Of the many evocative recordings in the BBC Legends series, this one for me takes the palm for the "tingle factor"; the recreation with uncanny immediacy of the excitement of having been present for that unsurpassably exciting 1985 performance of Janáček's Glagolitic Mass (1927).

This is recording as death-denial! The soloists give their all, and there is a palpable "intensity of expression with extreme dynamics which gave Tennstedt's readings an epic character" (David Patmore). The BBCL format does not give us the words in Old Church Slavonic Glagolitic script, nor the text translation into English; but the Latin Mass is sufficiently familiar that we retain our appreciation of where we are in the Service.

Strauss' Suite makes a perfect foil; witty, delicate and rhythmically alert to every nuance in the delectable score, it re-emerges with vivid presence. Patmore (2007) tells us that whilst the play Le Bourgeois Gentilhomme with Strauss's incidental music did not establish itself as the intended prologue to Ariadne auf Naxos, the Suite has held its place in the concert hall since 1920. But is he not already out of date? Fashions change, and I have not encountered it for many a year. Concerts have become shorter, and overtures as starters are relatively infrequent to their regularity in symphony concerts of my youth.

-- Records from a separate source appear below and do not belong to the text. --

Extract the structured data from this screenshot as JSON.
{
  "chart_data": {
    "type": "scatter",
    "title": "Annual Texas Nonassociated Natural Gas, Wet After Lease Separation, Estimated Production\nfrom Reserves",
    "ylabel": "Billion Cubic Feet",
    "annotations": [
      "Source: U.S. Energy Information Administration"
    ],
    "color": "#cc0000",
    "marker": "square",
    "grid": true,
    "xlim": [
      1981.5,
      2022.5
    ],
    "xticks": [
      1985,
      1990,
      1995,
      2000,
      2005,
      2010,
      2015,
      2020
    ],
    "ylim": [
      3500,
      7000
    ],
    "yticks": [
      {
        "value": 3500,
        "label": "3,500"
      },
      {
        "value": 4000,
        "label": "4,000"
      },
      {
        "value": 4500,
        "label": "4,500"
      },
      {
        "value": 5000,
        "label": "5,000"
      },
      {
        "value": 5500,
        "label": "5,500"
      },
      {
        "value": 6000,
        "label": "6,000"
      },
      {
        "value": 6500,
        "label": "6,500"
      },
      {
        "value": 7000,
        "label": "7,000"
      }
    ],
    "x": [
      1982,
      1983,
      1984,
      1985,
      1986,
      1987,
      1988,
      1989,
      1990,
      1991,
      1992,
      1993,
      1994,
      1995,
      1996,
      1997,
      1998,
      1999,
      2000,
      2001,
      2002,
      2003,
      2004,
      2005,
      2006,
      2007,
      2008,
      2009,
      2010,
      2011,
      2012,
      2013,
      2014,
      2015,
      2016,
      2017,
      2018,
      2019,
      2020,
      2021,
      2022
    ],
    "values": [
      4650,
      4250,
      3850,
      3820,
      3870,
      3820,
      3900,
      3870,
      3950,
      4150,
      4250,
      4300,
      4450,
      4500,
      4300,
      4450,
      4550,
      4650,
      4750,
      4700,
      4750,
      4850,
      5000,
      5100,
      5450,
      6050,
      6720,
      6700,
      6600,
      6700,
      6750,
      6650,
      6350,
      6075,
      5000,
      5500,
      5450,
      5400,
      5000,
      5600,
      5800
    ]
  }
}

I was born in the same year that the Glagolitic Mass was composed. We old-timers (likely purchasers of these recordings) like to be reminded of artists we admired in times past. Half of P.5 of the booklet is empty; it would have been good to have included amongst the credits those to the original BBC engineers for the excellent sound balance, and to have had some of the instrumental soloists named, especially the organist (Janacek) and the pianist (Strauss).